Dann könnte er ja in seinem Fernsehgeschäft auch mal gut seine Kunden anschreiben und denen sagen, der Fernseher hätte statt 300 Euro nun doch 2000 Euro gekostet. Das wäre ja praktisch.
Meines Erachtens sollte der Herr Karl die Krankenkasse direkt wg. der Zuschusszahlungen für dieses Medikament befragen. Oder noch besser eine neutralere Quelle, die kein Interesse daran hat, möglichst viele Kunden möglichst billig ‚abzuspeisen‘ und sich vom Geld der Kundschaft selbst die grössten Paläste zu bauen (Internet,…)
Aber selbst wenn die Apotheke Recht hätte, wäre das eine Schlamperei, deren Kosten nicht der Patient tragen dürfte. Irgendwo auf dem Rezept müsste doch stehen, was finanziell Sache ist, oder ? Ausserdem gibt es auch gesetzliche Regelungen, die bestimmen wer wieviel pro Jahr an Medikamenten draufzahlen ‚darf‘.
Hallo,
eine knifflige Angelegenheit, und ich muss sagen sehr unbefriedigend für den Patienten.
Ich kann dazu folgenden Fall schildern:
Versicherte bekommt seit Jahren auf Kassenrezept ein Medikament verordnet. Die Apotheke
gibt aufgrund der Verordnung immer das Medikament heraus.

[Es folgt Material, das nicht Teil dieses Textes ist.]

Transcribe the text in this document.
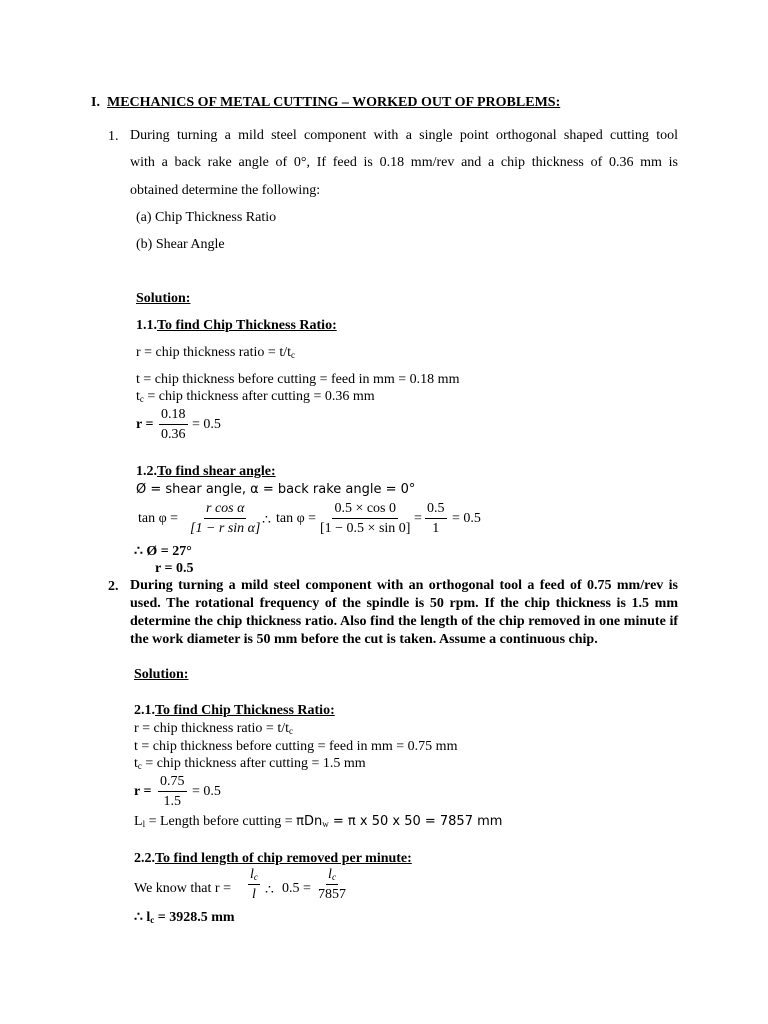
I. MECHANICS OF METAL CUTTING – WORKED OUT OF PROBLEMS:
1. During turning a mild steel component with a single point orthogonal shaped cutting tool
with a back rake angle of 0°, If feed is 0.18 mm/rev and a chip thickness of 0.36 mm is
obtained determine the following:
(a) Chip Thickness Ratio
(b) Shear Angle
Solution:
1.1.To find Chip Thickness Ratio:
r = chip thickness ratio = $t/t_c$
t = chip thickness before cutting = feed in mm = 0.18 mm
$t_c$ = chip thickness after cutting = 0.36 mm
$r = \frac{0.18}{0.36} = 0.5$
1.2.To find shear angle:
Ø = shear angle, α = back rake angle = 0°
$\tan \varphi = \frac{\text{r cos α}}{\text{[1 − r sin α]}}$ ∴ $\tan \varphi = \frac{0.5 \times \cos 0}{[1 - 0.5 \times \sin 0]} = \frac{0.5}{1} = 0.5$
∴ Ø = 27°
r = 0.5
2. During turning a mild steel component with an orthogonal tool a feed of 0.75 mm/rev is used. The rotational frequency of the spindle is 50 rpm. If the chip thickness is 1.5 mm determine the chip thickness ratio. Also find the length of the chip removed in one minute if the work diameter is 50 mm before the cut is taken. Assume a continuous chip.
Solution:
2.1.To find Chip Thickness Ratio:
r = chip thickness ratio = $t/t_c$
t = chip thickness before cutting = feed in mm = 0.75 mm
$t_c$ = chip thickness after cutting = 1.5 mm
$r = \frac{0.75}{1.5} = 0.5$
$L_l$ = Length before cutting = πDn$_w$ = π x 50 x 50 = 7857 mm
2.2.To find length of chip removed per minute:
We know that $r = \frac{l_c}{l}$ ∴ $0.5 = \frac{l_c}{7857}$
∴ $l_c = 3928.5$ mm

Plötzlich, nach ca. zwei Jahren, meldet sich die Apotherke bei der Versicherten mit einem
Schreiben und einer Rechnung. Es hat sichherausgestellt, dass das Medikament nicht mehr
zu Lasten der Kasse hätte verordnet werden dürfen. Demzufolge hat die Apotheke von der
Kasse die Abrechnung zurückerhalten und will das Geld nun vom Versicherten haben.
Der wandte sich an uns als Kasse und bat um Hilfe.
Wir haben leider, leider keine Möglichkeit zu helfen, da uns die Rechtslage nicht die
Möglichkeit lies im Rahmen einer Ausnahmeentscheidung die Kosten zu übernehmen.
Uns stellte sich jedoch die Frage, ob nicht der verordnete Arzt hier hätte wissen müssen, dass
dieses Medikament nicht mehr zu Lasten der Kasse verordnet werden dürfen.
Der Arzt aber verwies auf die Apotheke und diese wiederum führte aus, dass sie nicht die
Rezepte der Ärzte prüfen muessten.
Es gibt in einem ähnlich gelagerten Fall ein Urteil (leider habe ich z.Zt. die Unterlagen nicht greifbar),
wonach das allein eine Sache zwischen Versichertem (Kunden) und der Apotheke ist.
Ich persönlich bin der Auffassung, dass Arzt und Apotheke gemeinsam diesen Schaden zu verantworten
haben und keinesfalls der Versicherte, und ich hätte auch ggf. eine einmalige Kostenübernahme durch uns
als Kasse befürwortet. Dies scheiterte aber wie gesagt neben der Rechtslage auch daran, dass man bei
unserer Vertragsabteilung keine Präzedenzfall schaffen wollte (leider).
Tip ! - Zahlung verweigern und es auf einen Rechtsstrteit ankommen lassen.
na ich denke,der Karl Krank sollte sich umgehend an die Verbraucherzentrale wenden,da es sich hier um einen sogenannten
„Präzedenzfall“ handelt…
Denn für einen „Normalsterblichen“ ist es doch unmöglich,jeweils die
aktuelle „Negaivliste“ an Medikameten zu besitzen und dort auch noch nachzuschlagen…dazu fehlen ihm die medizinischen Kenntnisse…
Dieses ist Sache des Arztes bzw. des Apothekers,da beide über das entsprechende Fachwissen verfügen.